Todavia, as reprimendas corporais devem ser substituídas por restritivas
de direito, pois atendidos os requisitos do art. 44 do CP - a pena é inferior a quatro
anos, o delito foi cometido sem violência ou grave ameaça e não há circunstâncias
judiciais desfavoráveis - sendo medida suficiente. Sendo as penas privativas de
liberdade inferiores a um ano, a substituição se dará por uma pena restritiva de
direitos (art. 44, § 2º, do CP).
Assim, deverão cada um dos reús realizar o pagamento de prestação
pecuniária no valor de 10 (dez) salários mínimos, valor fixado tendo em consideração
a condição financeira dos apelados, já vista alhures. O valor deverá ser revertido para
entidade que promova a preservação do meio ambiente, a critério do juízo da
execução.
Deixa-se de fixar valor mínimo para reparação dos danos, pois não
demonstrados nos autos.
Concede-se o direito de recorrer em liberdade aos réus, uma vez que
assim responderam a todo o processo, não havendo notícia de ocorrência de
qualquer das hipóteses previstas no art. 312 do CPP.
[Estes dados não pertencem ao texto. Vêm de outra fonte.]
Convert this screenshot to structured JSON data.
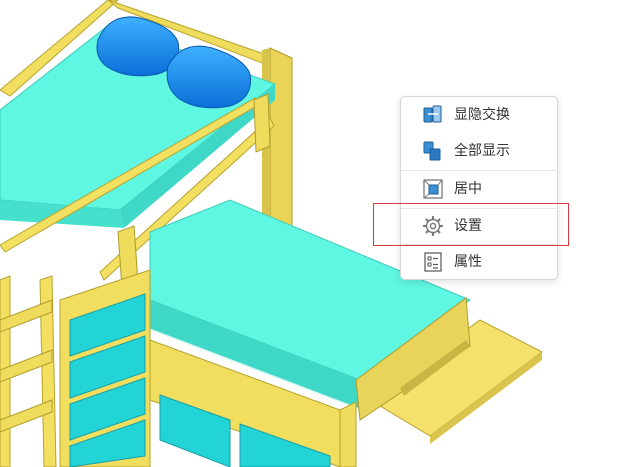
{
  "context_menu": {
    "items": [
      {
        "label": "显隐交换",
        "icon": "show-hide-swap-icon"
      },
      {
        "label": "全部显示",
        "icon": "show-all-icon"
      },
      {
        "label": "居中",
        "icon": "center-view-icon"
      },
      {
        "label": "设置",
        "icon": "gear-icon"
      },
      {
        "label": "属性",
        "icon": "properties-icon"
      }
    ],
    "highlighted_item": "设置"
  },
  "colors": {
    "wood": "#f0dc5a",
    "mattress": "#5cf4e0",
    "pillow": "#0a8ef0",
    "drawer": "#1ec8cc",
    "highlight": "#d9363e"
  }
}
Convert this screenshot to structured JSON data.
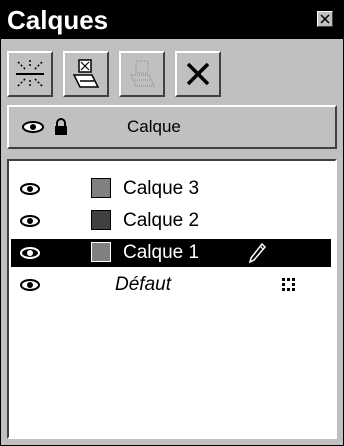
{
  "panel": {
    "title": "Calques"
  },
  "toolbar": {
    "buttons": [
      {
        "icon": "new-layer-icon",
        "label": ""
      },
      {
        "icon": "merge-layer-icon",
        "label": ""
      },
      {
        "icon": "layer-disabled-icon",
        "label": ""
      },
      {
        "icon": "delete-x-icon",
        "label": ""
      }
    ]
  },
  "header": {
    "column_label": "Calque"
  },
  "layers": [
    {
      "name": "Calque 3",
      "visible": true,
      "color": "#808080",
      "selected": false
    },
    {
      "name": "Calque 2",
      "visible": true,
      "color": "#404040",
      "selected": false
    },
    {
      "name": "Calque 1",
      "visible": true,
      "color": "#808080",
      "selected": true
    },
    {
      "name": "Défaut",
      "visible": true,
      "color": null,
      "selected": false
    }
  ],
  "colors": {
    "title_bg": "#000000",
    "panel_bg": "#c0c0c0",
    "selection_bg": "#000000"
  }
}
5. À vista do exposto, voto pelo parcial provimento do recurso,
reformando-se a sentença combatida para condenar os apelados Ângela Fátima
Pascoali Boeira e Marconi Leonardo Pascoali a 6 (seis) meses de detenção e 10 (dez)
dias-multa pela prática da infração prevista no § 1º, do art. 54, da Lei n. 9.605/98,
substituída por pena restritiva de direito consistente na prestação pecuniária individual
no valor de 10 (dez) salários mínimos.